Published in final edited form as: Curr Protoc Microbiol. 2008 Nov;APPENDIX:Appendix–4E. doi: 10.1002/9780471729259.mca04es11

Growth and Maintenance of Vero Cell Lines

Nicole C Ammerman 1,*, Magda Beier-Sexton 1, Abdu F Azad 1
PMCID: PMC2657228  NIHMSID: NIHMS89678  PMID: 19016439

Abstract

Vero cells are derived from the kidney of an African green monkey, and are one of the more commonly used mammalian continuous cell lines in microbiology, and molecular and cell biology research. This unit includes protocols for the growth and maintenance of Vero cell lines in a research laboratory setting.

Keywords: Vero cells, cell culture techniques, cell line

INTRODUCTION

Derived from the kidney of an African green monkey (Cercopithecus aethiops) in the 1960s, Vero cells are one of the most common mammalian continuous cell lines used in research. This anchorage-dependent cell line has been used extensively in virology studies, but has also been used in many other applications, including the propagation and study of intracellular bacteria (e.g., Rickettsia spp.; UNIT 3A.4) and parasites (e.g., Neospora), and assessment of the effects of chemicals, toxins and other substances on mammalian cells at the molecular level. In addition, Vero cells have been licensed in the United States for production of both live (rotavirus, smallpox) and inactivated (poliovirus) viral vaccines, and throughout the world Vero cells have been used for the production of a number of other viruses, including Rabies virus, Reovirus and Japanese encephalitis virus. The protocols outlined in this appendix detail procedures for the routine growth and maintenance of Vero cells in a research laboratory setting. There are several lines of Vero cells commercially available (i.e., Vero, Vero 76, Vero E6), but they were all ultimately derived from the same source, and the protocols in this unit can be used with any line of Vero cells.

BASIC PROTOCOL 1

PROPAGATION OF VERO CELL CULTURE FROM FROZEN STOCKS

For long term storage, Vero cells are kept either in liquid nitrogen or at -80°C. This protocol describes how to start growing Vero cells obtained from frozen stock.
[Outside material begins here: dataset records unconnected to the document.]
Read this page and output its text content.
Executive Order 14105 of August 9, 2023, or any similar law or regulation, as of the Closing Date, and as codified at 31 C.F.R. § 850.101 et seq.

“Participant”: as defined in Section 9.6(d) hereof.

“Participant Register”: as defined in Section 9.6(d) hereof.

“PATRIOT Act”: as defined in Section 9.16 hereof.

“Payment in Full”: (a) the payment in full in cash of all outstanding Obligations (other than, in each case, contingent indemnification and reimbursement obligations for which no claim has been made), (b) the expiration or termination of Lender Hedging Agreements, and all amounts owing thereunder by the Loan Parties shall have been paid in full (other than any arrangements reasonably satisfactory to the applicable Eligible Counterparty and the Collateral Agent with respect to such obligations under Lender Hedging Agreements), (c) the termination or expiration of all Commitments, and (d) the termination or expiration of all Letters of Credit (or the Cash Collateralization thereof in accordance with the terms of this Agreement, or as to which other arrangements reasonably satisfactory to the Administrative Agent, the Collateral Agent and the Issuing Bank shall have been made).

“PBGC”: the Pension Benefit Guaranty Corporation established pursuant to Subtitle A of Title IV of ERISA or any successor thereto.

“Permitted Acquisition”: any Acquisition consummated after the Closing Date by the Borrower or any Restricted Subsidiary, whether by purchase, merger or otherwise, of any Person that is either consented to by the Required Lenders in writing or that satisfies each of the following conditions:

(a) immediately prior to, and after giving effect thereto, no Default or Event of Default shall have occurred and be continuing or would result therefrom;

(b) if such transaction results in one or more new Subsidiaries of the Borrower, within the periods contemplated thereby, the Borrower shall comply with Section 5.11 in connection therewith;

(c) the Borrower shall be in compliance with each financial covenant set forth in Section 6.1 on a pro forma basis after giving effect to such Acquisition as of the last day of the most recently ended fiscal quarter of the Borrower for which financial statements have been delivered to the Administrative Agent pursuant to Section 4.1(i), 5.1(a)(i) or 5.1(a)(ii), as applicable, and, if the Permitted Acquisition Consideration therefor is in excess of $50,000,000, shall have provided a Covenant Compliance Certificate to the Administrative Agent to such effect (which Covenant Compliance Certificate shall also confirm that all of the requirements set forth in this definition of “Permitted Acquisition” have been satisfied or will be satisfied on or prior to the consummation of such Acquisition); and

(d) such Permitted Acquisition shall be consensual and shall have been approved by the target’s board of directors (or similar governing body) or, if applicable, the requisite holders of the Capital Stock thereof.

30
After recovery from frozen stock, Vero cells usually take 2-3 passages to reach their regular growth rate, and this should be taken into account if planning to use the cells for experiments, infections, etc. It is important to note that Vero cells are anchorage-dependent cells and therefore cannot be grown in suspension.

Materials

  • Vero cell stock, frozen in liquid nitrogen or at -80°C

  • Dulbecco’s modification of Eagle medium (DMEM), supplemented with 10% heat-inactivated fetal bovine serum (FBS), filter sterilized (see recipe)

  • 15mL conical tubes, sterile

  • 25cm2 or 50cm2 tissue culture flasks with vented caps, sterile

  • Serological pipets, sterile

  • 70% ethanol solution (used for decontamination of laminar flow hood and objects brought into the hood)

NOTE: All equipment and solutions coming into contact with cells must be sterile, and proper sterile technique should be used.

NOTE: All cell culture incubations are performed in a humidified 37°C incubator with 5% CO2.

NOTE: All solutions should be warmed to room temperature or 37°C before contacting cells.

  1. Quickly thaw vial (cryovial) of Vero cells by gently swirling in a 37°C water bath.

    The water in the water bath is a potential source of contamination for the cells. To reduce the risk of contamination, keep the O-ring and cap of the cryovial out of the water.

  2. In a laminar flow hood, decontaminate the vial by spraying with 70% ethanol.

  3. Transfer the Vero cell suspension from the cryovial into a 15mL conical tube containing 10mL of DMEM supplemented with FBS.

    Frozen cell stocks will contain the cryopreservant dimethyl sulfoxide (DMSO), which can be harmful to the cells. Therefore, after thawing the cells, it is necessary to dilute and remove the DMSO before transferring the cells to tissue culture flasks.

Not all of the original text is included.